•  
  •  
 

Publication Date

2018

Abstract

As part of the EKU Chautauqua Lecture Series, author Eric Metaxas came to Central Kentucky to speak about his newly published book, Bonhoeffer: Pastor, Martyr, Prophet, Spy. The book garnered glowing reviews in some circles and continued to sell briskly after reaching the top slot on the New York Times bestseller list in September 2011. Engaging and openly evangelical, Metaxas tells a compelling story of the life and ultimate end of the German pastor who opposed the Nazi regime, joined a plot to kill Hitler and paid with his life. Audiences leave his presentations as if under a spell.
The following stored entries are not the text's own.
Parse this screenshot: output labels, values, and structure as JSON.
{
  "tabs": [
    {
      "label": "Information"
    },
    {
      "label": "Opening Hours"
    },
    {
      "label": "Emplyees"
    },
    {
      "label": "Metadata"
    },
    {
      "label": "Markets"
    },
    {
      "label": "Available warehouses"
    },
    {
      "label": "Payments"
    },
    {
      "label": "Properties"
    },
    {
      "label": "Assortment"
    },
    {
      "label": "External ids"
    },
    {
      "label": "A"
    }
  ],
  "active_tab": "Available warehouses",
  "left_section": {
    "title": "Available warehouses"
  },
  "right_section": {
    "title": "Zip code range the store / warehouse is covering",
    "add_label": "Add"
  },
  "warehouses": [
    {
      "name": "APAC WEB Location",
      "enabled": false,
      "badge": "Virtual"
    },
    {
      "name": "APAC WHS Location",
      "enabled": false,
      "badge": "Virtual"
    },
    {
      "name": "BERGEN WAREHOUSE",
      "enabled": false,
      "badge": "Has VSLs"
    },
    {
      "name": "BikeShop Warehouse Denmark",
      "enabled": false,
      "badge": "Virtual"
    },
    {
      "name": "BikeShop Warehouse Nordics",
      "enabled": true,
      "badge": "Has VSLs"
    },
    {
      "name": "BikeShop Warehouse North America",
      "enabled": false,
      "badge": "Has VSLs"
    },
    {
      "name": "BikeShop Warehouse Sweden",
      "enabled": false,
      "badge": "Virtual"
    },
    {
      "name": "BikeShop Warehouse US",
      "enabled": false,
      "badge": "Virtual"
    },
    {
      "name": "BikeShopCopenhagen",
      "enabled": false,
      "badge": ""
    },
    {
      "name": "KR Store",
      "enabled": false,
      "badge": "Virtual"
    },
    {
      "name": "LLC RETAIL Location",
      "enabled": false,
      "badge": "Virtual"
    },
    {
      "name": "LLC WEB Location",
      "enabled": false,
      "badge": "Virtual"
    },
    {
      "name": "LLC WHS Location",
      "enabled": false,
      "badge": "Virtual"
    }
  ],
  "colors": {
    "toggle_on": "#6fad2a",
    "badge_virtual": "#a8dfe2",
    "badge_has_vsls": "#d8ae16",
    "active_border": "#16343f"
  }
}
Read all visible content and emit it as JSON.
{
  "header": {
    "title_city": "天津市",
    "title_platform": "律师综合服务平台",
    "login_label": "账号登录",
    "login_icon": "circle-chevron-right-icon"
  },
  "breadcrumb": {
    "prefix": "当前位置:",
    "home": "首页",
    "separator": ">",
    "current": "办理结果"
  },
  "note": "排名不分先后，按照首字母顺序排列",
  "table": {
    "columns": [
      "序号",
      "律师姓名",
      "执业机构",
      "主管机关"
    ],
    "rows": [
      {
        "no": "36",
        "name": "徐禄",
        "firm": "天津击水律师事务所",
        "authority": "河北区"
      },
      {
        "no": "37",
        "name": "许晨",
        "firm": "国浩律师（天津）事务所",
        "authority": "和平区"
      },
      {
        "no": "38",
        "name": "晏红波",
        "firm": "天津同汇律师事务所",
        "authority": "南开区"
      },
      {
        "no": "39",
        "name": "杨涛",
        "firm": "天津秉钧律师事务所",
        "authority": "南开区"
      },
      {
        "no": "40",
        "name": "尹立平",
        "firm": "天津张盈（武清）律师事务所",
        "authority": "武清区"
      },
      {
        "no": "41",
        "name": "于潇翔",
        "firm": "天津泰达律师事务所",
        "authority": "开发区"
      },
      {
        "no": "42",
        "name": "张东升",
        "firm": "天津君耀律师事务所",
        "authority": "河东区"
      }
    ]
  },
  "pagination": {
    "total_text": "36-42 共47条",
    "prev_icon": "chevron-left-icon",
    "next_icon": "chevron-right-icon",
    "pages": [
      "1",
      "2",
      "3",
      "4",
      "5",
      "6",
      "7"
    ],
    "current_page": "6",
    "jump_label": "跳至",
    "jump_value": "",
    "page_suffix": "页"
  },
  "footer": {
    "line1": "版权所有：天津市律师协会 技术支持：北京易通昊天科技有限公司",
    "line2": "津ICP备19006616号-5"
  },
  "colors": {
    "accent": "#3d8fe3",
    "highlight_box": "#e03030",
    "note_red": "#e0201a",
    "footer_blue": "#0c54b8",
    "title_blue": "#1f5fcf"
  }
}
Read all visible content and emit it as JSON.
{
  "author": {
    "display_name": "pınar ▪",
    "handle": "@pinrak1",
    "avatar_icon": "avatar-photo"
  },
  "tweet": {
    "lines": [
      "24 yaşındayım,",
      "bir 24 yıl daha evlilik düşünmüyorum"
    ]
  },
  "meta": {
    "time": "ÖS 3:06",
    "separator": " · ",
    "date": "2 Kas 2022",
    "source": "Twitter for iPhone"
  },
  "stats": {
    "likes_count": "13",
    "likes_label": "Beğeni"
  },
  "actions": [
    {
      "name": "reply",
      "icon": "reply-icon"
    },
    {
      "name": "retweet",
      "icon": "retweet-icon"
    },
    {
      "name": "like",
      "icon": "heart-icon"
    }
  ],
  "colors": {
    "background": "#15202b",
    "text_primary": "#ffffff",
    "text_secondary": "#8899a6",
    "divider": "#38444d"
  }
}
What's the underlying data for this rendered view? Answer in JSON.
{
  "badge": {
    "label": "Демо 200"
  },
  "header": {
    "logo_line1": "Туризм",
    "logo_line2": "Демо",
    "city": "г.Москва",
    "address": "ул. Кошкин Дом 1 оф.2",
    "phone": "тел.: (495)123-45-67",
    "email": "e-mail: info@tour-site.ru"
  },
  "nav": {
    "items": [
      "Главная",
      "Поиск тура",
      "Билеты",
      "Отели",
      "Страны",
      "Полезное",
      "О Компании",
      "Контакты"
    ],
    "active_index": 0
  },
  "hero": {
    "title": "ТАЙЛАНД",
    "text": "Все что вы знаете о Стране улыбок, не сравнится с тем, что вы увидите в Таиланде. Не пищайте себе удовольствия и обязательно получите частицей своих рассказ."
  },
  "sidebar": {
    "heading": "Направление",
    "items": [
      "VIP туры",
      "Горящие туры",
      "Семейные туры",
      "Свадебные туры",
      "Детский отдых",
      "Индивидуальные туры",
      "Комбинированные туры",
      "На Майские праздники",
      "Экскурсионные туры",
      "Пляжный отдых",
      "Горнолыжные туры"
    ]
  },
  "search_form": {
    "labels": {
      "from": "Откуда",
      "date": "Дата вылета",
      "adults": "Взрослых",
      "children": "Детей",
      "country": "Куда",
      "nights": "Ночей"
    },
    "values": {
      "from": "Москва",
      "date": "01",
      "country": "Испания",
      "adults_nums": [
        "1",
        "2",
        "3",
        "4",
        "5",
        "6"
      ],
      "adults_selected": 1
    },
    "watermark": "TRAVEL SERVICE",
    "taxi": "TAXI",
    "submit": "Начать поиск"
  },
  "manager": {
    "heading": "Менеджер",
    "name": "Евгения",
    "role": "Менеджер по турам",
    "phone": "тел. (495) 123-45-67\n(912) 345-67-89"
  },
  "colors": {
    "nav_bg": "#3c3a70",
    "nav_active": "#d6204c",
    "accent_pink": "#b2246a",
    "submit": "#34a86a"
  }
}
In the book as well as his public presentations on it, Metaxas argues that something about the slain pastor’s faith set him apart from the millions of German Christians who put their Christianity in the direct service of the Third Reich or who complied passively while their government unleashed horrifying brutality. Though deeply steeped in the Christian tradition, Germans’ religion seems utterly to have failed them when they needed it most. Only a small remnant of believers, with Bonhoeffer a leader among them, nurtured a faith that opposed evil, rather than abetted and facilitated it. Metaxas’ thesis thus promises to speak to central and compelling human dilemmas: what mechanism so twists an entire society’s moral compass that it pursues evil as a national goal?